A problem about Probability Transfer Matrix

[myzhenghr]

Dear Jordan,

Thank you for making this code public. It has helped me a lot in my research.

However, I have learned from other literature that the sum of each row of the Transition Probability Matrix should be 1, which is not consistent with the matrix generated by function __transitionmatrix in your code. I've seen others do this in other literature, where the 10% probability is averaged by other possible conversion types.

I am new to Hidden Markov Models and programming, please don't mind if there is something i misunderstand.

Best Regards, Henry Zheng 2021-4-7

[jgrss]

Hi Henry,

You are right--the default transition matrix rows do not sum to 1, as is common practice. Originally, I translated the source code from the reference paper's code. From the paper (Section A):

A key parameter of the HMM algorithm is the transition matrix that specifies the probability that a pixel will change from one land cover class to another between two years. In the general case, this transition matrix can vary from pixel to pixel and over time, and methods have been proposed to estimate these probabilities from data [29]. In the context of land cover, the parameter matrix might be estimated from existing land cover maps to estimate the frequency of certain types of change for a given geographic area. In this paper, we restricted our transition matrix to the simplest possible model: a constant transition probability applied to all pixels and all labels. While this is clearly a simplification of reality, parameterization of space- and-time-dependent transition probabilities requires either substantial a priori information or extensive training data, which are generally not available. For this paper, we chose to err on the side of overpredicting change rather than missing actual change, and we used a transition probability of 0.1 for most of our experiments. For reference, the National Land Cover Database indicates that 1.68% of land cover in the conterminous U.S. changed between 2001 and 2006 [33]. Hence, a transition probability of 0.1 significantly overestimates the prior probability of annual land cover change for most pixels in the U.S. As part of our analysis, we evaluate the sensitivity of results from our HMM algorithm model behavior to the value prescribed for this parameter. We discuss estimation of the transition matrix further in Section V.
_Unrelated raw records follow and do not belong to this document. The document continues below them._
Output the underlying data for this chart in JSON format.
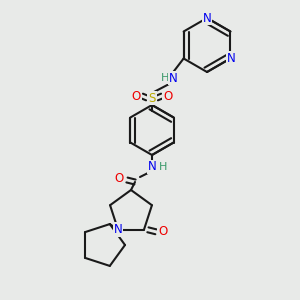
{
  "bg_color": "#e8eae8",
  "bond_color": "#1a1a1a",
  "bond_width": 1.5,
  "atom_colors": {
    "N": "#0000ee",
    "O": "#ee0000",
    "S": "#bbaa00",
    "HN": "#3a9a6a",
    "C": "#1a1a1a"
  },
  "font_size": 8.5,
  "fig_size": [
    3.0,
    3.0
  ],
  "dpi": 100
}
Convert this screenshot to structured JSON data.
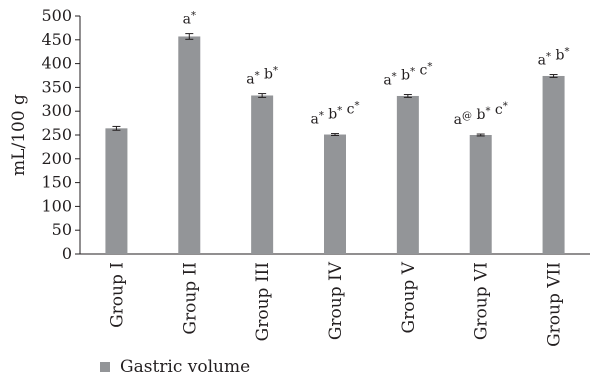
{
  "chart_data": {
    "type": "bar",
    "title": "",
    "ylabel": "mL/100 g",
    "xlabel": "",
    "ylim": [
      0,
      500
    ],
    "yticks": [
      0,
      50,
      100,
      150,
      200,
      250,
      300,
      350,
      400,
      450,
      500
    ],
    "categories": [
      "Group I",
      "Group II",
      "Group III",
      "Group IV",
      "Group V",
      "Group VI",
      "Group VII"
    ],
    "series": [
      {
        "name": "Gastric volume",
        "color": "#939598",
        "values": [
          264,
          457,
          333,
          251,
          332,
          250,
          374
        ],
        "errors": [
          4,
          6,
          4,
          2,
          3,
          2,
          3
        ]
      }
    ],
    "annotations": [
      [],
      [
        [
          "a",
          "*"
        ]
      ],
      [
        [
          "a",
          "*"
        ],
        [
          "b",
          "*"
        ]
      ],
      [
        [
          "a",
          "*"
        ],
        [
          "b",
          "*"
        ],
        [
          "c",
          "*"
        ]
      ],
      [
        [
          "a",
          "*"
        ],
        [
          "b",
          "*"
        ],
        [
          "c",
          "*"
        ]
      ],
      [
        [
          "a",
          "@"
        ],
        [
          "b",
          "*"
        ],
        [
          "c",
          "*"
        ]
      ],
      [
        [
          "a",
          "*"
        ],
        [
          "b",
          "*"
        ]
      ]
    ],
    "grid": false,
    "legend_position": "bottom-left"
  }
}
So I think it was a tradeoff between best practices vs. difficulty in estimating real transition probabilities between land cover classes. An easy way to avoid the default matrix is to supply your own by:

MTLCHMM(transition_prior=m)

where m is a 2d matrix of transition likelihoods.

[myzhenghr]

Hi, Jordan,

Thank you for your helpful advice. Actually I have now used a custom probability transition matrix. I just want to remind you of a possible error in the program. Because it doesn't follow probability theory that the probabilities do not sum to 1.

In my opinion, the transition probability of 0.1 in the article is the probability of a land cover type being converted to all other types, rather than the probability between two types. The probability of each type needs to be averaged according to the number of types, which is still a simplification (constant) of reality as mentioned in the papper.

This sentence in this article may also support my point of view：

and we used a transition probability of 0.1 for most of our experiments. For reference, the National Land Cover Database indicates that 1.68% of land cover in the conterminous U.S. changed between 2001 and 2006 [33]. Hence, a transition probability of 0.1 significantly overestimates the prior probability of annual land cover change for most pixels in the U.S. As part of our analysis

This sentence conveys to me that the probability of land cover type conversion in the United States is 1.68%, far less than the 10% used in the article.

These are just my opinions. Thanks again for the code.

Regards,